Ce contraste soulève une interrogation plus profonde : comment représenter l’âpreté de la crise et du secours sans trahir la complexité du métier ? La dynamique sur le papier de l’équipe du Croissant-Rouge paraît crédible, mais la fiction se sent un peu forcée. Cette légère artificialité ne diminue pas la puissance de la voix de Hind Rajab, mais invite à réfléchir sur la manière dont le cinéma traduit la souffrance et l’instant, entre perception et construction narrative. La vie de Hind Rajab transcende son destin personnel pour s’inscrire dans le contexte plus large du drame palestinien.

Ce qu’elle a enduré n’est pas un fait isolé : cela résonne avec les violences quotidiennes, les pertes et les traumatismes subis par de nombreuses familles palestiniennes, dont les voix sont souvent étouffées par l’indifférence internationale ou les médiatisations partielles.

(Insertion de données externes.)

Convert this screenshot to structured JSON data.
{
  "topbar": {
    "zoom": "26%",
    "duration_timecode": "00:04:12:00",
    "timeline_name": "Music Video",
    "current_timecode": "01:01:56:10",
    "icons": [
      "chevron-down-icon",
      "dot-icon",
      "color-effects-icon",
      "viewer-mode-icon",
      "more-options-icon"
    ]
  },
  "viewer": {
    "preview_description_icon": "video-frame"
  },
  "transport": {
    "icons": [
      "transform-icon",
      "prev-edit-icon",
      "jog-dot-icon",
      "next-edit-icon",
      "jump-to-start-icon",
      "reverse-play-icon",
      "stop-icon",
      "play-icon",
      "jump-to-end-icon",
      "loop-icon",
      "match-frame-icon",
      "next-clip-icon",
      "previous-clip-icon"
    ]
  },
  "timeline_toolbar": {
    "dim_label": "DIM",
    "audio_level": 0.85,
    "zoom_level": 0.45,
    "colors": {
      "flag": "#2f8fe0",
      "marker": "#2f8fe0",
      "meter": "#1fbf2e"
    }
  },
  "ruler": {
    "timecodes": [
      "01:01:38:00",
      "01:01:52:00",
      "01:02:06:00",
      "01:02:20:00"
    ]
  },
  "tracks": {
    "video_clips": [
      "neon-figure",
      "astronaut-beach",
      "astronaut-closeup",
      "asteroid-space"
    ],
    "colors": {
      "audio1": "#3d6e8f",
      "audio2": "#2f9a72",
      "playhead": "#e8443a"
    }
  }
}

Le film transforme ce témoignage personnel en enjeu politique : chaque spectateur est confronté à une dimension insaisissable qui dépasse l’individu, reflétant la peine collective d’un peuple et l’empreinte d’une injustice persistante. Le film choisit de nous toucher, principalement. Il remet en question notre façon de voir et de ressentir la détresse d’autrui. Mais jusqu’où peut-on observer le désespoir des autres sans franchir une limite éthique ?

« La Voix de Hind Rajab » nous laisse avec un sentiment d’émoi et de réflexion.

On sort du film bouleversé, avec la sensation d’avoir vécu un fragment d’une réalité que l’esprit humain peine à appréhender entièrement. Mais au-delà de la voix de Hind, le débat reste ouvert : comment le cinéma peut-il continuer à témoigner des violences extrêmes sans franchir la ligne entre narration et exploitation ? Le film nous confronte à la réalité et nous laisse avec nos émotions et nos questionnements.